Supplying the Trumpbrary

Proposed deposits for the new “Trumpbrary” include a wealth of iconic artifacts evoking the dedicatee and his administration.

By Roger Porter and Howard Wolf

As Head Librarian of the New York State Penal System, I was pleased to learn I would be an advisor recommending items to place in the forthcoming Trumpbrary, now in its early planning stages. My first suggestion, however, was its location. I advised a Louisiana bayou or the Everglades, to avoid creating a swamp at tax-payers’ expense.

Trumpbrary
The new “Trumpbrary” could be housed in the New York State Penal System. Photo by daryl_mitchell, flickr.com.

Given how few books the building might contain, my proposed deposits include a wealth of iconic artifacts evoking the dedicatee and his administration.

  • Adolescent library card. The Queens Public Library in Jamaica, N.Y. issued in 1956, unused.
  • Thirty Days to a More Powerful Vocabulary. Pages uncut.
  • Manuscript of The Art of the Deal. In Tony Schwartz’ hand.
  • Manuscript for proposed book entitled The Art of the Steal. In Sidney Powell’s hand.
  • Jeffrey Epstein’s “Little Black Book.” A presentation copy signed “To my dear friend–use it well.”
  • Powerful Men Bundle: BDSM Domination and Submission, Domestic Discipline by Women, Explicit Erotica with Pleasure and Sweet Pain, Kinky Age Gap Play, with Cuckquean Humiliated Spanking. Well-thumbed pages, many dog-eared.
  • Banning the Croissant as a Sign of Islam: A Guide to Conservative Bakery Practices. Endorsed by Marie Le Pen.
  • Mein Kampf. “Right on” frequently scribbled in margins.
  • Run, Don, Run. See Don Run. First grade primer for Alabama primary schools.
  • Pardonnez-moi, by Roger Stone. Title page contains photograph of author’s thigh adorned with a tattoo of his new idol’s face.
  • How to Lie with Maps.
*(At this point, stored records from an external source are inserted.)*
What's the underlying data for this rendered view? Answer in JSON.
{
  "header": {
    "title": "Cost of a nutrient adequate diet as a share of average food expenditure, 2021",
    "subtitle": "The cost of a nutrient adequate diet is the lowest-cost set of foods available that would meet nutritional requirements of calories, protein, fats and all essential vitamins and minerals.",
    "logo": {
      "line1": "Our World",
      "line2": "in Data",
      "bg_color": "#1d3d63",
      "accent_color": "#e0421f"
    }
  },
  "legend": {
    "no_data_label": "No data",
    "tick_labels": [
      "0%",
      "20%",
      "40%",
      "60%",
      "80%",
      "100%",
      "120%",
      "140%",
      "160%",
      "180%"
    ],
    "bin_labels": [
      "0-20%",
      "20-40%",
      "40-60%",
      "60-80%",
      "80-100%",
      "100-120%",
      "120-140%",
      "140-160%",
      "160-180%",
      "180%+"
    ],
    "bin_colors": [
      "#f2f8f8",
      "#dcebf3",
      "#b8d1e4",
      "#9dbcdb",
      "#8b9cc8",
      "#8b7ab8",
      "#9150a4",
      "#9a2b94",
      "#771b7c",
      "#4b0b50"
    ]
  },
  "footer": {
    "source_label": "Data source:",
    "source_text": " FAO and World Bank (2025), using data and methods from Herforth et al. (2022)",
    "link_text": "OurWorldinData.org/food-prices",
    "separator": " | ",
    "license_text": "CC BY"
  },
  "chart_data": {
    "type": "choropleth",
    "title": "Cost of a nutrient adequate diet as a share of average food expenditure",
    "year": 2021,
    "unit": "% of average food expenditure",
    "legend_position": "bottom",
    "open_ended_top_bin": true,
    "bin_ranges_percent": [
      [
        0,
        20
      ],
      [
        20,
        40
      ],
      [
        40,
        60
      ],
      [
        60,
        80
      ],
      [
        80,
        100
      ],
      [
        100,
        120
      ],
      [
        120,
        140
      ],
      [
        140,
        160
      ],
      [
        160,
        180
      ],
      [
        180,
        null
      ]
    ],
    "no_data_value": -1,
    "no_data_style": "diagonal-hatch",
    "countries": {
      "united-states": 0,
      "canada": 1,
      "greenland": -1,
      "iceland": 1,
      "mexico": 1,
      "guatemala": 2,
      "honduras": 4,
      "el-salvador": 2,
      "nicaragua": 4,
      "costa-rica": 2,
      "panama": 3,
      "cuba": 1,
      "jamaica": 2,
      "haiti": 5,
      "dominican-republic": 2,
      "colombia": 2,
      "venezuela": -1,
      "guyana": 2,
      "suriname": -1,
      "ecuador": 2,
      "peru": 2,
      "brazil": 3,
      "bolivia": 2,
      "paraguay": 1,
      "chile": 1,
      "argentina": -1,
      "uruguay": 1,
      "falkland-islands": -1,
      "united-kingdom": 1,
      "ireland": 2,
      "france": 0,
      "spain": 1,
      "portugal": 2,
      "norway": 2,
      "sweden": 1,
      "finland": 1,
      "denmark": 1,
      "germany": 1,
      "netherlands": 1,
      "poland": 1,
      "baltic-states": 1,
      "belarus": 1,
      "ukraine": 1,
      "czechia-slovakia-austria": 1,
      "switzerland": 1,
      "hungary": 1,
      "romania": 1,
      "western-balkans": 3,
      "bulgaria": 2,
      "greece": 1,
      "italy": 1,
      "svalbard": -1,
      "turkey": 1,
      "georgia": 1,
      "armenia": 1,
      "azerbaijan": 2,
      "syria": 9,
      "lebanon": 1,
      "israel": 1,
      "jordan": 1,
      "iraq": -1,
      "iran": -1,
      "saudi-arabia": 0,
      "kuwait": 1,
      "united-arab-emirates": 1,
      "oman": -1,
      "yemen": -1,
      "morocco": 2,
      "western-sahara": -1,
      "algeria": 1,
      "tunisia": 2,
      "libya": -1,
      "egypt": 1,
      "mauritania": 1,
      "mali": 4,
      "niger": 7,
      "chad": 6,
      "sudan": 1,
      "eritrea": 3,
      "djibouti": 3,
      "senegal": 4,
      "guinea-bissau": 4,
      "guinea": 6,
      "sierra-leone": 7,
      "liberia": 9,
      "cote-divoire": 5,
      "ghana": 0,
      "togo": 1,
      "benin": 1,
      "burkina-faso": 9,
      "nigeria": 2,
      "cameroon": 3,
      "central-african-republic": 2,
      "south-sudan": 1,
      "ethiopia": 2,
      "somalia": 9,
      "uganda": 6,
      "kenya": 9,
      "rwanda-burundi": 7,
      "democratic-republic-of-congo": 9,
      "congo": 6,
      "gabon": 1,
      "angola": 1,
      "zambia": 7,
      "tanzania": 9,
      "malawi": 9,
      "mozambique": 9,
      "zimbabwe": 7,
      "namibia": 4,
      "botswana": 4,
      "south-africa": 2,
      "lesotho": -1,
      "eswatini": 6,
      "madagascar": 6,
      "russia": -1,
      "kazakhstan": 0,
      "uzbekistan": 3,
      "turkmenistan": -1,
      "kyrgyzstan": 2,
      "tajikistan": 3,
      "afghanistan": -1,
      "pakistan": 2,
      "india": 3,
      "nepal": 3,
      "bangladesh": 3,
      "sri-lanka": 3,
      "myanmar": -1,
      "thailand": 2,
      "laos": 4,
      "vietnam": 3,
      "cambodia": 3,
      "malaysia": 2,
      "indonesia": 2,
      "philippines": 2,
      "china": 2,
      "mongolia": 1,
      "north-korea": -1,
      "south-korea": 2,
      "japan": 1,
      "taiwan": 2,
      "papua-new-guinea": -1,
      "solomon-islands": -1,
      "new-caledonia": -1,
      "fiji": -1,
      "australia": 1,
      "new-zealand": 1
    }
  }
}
Pristine copy, except for multiple black sharpie underlinings.
  • Critical Race Theory: How Usain Bolt Thought About his Important Sprints. So that’s what it means?
  • Transcript from The Wharton School. Redacted version.
  • Maintaining the Ozone Layer: A Comprehensive Plan to Stop Aliens from Penetrating Our Atmosphere. At last, a no-expense wall.
  • X-ray of bone chip, with comment by Dr. Bornstein: “This should do the trick.”
  • Collected Tweets. One of which will be flashed in neon every hour on the hour.
  • Solid spun gold yarmulkes. Worn at Jared and Ivanka’s sons’ brises.
  • A whip. Initials MKT on the handle. Use conjectural.
  • Facsimile of 2020 Nobel Peace Prize medallion. Accompanied by photoshopped image of embrace with Mother Teresa.
  • Folder labeled “Complete IRS tax forms.” These appear to be only from 1964 to 1970.
  • Video of woman on Moscow hotel bed. Unspecified amber arc in upper left quadrant.
  • American flag with stars removed for each state that voted for Biden in 2020. Note stitched on the obverse: “Where is my Betsy Ross?”
  • Glass cabinet containing tiki torches. Note pasted on the side: “Light up the sky!”
  • Prosthetic knee replacement. Rusted, dented, and marked “For Kaepernick.”
  • Barack Obama’s birth certificate. With seal purportedly from “The Government of Nambia.”
  • Cross-dressing clothing. Mislabeled as belonging to Ivanka.
  • Leg shackles. Label attached: “Will these fit Sessions’ ankles?”
  • Trump National Doral scorecard. Total of 69, with most holes’ scores written over erasings.
  • Photographic album of selfies. All appear to be practicing grimaces, marked “Mussolini,” “Franco,” and “Duterte.”
  • Children’s chemistry set. With note: “Covid cure here?? Worth a try.”
  • Hallmark Valentine card from “Stormy.” With inscription: “It would be a privilege to have my heart broken by you.”
  • Model of windmill with dead bird taped to one blade. Affixed note: “Time to tilt.”
  • Taxidermized bat. Gift from President Xi Jinping of China.
  • Copy of note from DJT left in the resolute desk: “Well, pal, it’s yours ’til August.” This should help raise funds.

In the event we are honored by the presence of a former head of state as our latest permanent resident, my own institution will acquire as many of the texts and objects I have recommended as possible. I will also suggest naming the library at our corrections facility “Trumpbrary,” after its new occupant.